Stained glass ‘evacuee windows’ have been installed in a number of churches. In Sudbury’s All Saints Church there is such a memorial which was presented to the community by former evacuees from Manchester. The three schools that were evacuated to Kettering installed stained glass windows in the new St Edward’s church. Each school had their school badge and motto set into their window.

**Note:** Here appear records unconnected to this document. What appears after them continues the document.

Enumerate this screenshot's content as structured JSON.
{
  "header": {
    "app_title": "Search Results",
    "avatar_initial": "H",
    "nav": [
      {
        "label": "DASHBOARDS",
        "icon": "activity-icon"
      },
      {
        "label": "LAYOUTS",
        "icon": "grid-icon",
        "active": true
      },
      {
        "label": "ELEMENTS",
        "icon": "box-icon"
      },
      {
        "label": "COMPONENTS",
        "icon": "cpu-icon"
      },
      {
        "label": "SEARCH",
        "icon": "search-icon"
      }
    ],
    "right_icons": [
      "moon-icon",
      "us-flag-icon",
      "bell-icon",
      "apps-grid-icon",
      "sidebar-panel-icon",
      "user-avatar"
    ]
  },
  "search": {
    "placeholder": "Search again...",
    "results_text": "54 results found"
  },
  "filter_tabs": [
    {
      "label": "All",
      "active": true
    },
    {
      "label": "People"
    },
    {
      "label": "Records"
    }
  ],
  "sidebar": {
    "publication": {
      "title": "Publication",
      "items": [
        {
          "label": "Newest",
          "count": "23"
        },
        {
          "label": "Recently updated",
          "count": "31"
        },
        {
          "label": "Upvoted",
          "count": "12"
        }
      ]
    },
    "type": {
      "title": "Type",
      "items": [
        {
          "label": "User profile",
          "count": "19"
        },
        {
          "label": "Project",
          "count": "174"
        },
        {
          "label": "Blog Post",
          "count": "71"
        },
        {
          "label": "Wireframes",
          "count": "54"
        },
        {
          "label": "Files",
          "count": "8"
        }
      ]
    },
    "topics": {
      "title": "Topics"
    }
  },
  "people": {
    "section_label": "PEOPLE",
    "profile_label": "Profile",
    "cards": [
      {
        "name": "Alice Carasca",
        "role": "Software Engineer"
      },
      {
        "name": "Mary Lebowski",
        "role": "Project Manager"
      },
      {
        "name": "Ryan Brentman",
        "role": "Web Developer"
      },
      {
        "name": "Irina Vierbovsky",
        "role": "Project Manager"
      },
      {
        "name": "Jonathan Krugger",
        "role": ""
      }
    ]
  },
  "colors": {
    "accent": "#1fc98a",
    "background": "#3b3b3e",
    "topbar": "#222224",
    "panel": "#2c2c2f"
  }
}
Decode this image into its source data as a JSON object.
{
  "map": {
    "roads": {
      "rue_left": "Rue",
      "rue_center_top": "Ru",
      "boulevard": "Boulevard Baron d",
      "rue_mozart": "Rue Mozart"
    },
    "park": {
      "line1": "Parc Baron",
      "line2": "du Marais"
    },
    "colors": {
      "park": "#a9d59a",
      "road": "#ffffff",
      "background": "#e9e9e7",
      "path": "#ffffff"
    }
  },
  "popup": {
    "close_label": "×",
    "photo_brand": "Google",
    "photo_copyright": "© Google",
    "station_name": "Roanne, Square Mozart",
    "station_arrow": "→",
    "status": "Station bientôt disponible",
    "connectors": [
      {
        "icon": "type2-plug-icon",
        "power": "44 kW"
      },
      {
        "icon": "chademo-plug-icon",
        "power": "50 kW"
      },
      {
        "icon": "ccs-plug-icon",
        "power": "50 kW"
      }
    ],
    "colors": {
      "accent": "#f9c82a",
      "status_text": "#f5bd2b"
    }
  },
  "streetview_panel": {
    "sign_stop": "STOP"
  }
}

Channel Island evacuees will never forget the families who cared for them during the war. On 9 May 1946 a Liberation Day Parade in Guernsey gave thanks to communities on the British mainland. Between 1945 and 1953, Guernsey sent gifts to many of the towns and villages that had cared for evacuees.
Evacuees from Jersey have installed a plaque at Weymouth and communities in England, Scotland and Wales which received Channel Islanders have installed plaques and memorials. Every May, Disley church, in Cheshire, raises the Guernsey flag in memory of the evacuees who came to their village. In May 2010 Guernsey held an evacuee reunion and unveiled a plaque at the harbour. In June 2010, a blue plaque was installed at Stockport railway station35 and the Bailiff of Guernsey gave an emotional speech regarding the kindness of the wartime community.
In 1995, The British Evacuees Association was formed to ensure that the true story of the great evacuation would become better known and preserved for future generations.36 Founded by former evacuee James Roffey, it aims to place on record the impact that the evacuation had upon communities throughout the United Kingdom, not just those in the departure areas, but also those in the reception areas.
After all, the events surrounding the evacuees are as much a part of the UK’s wartime experiences as for those who fought on land, at sea or in the air.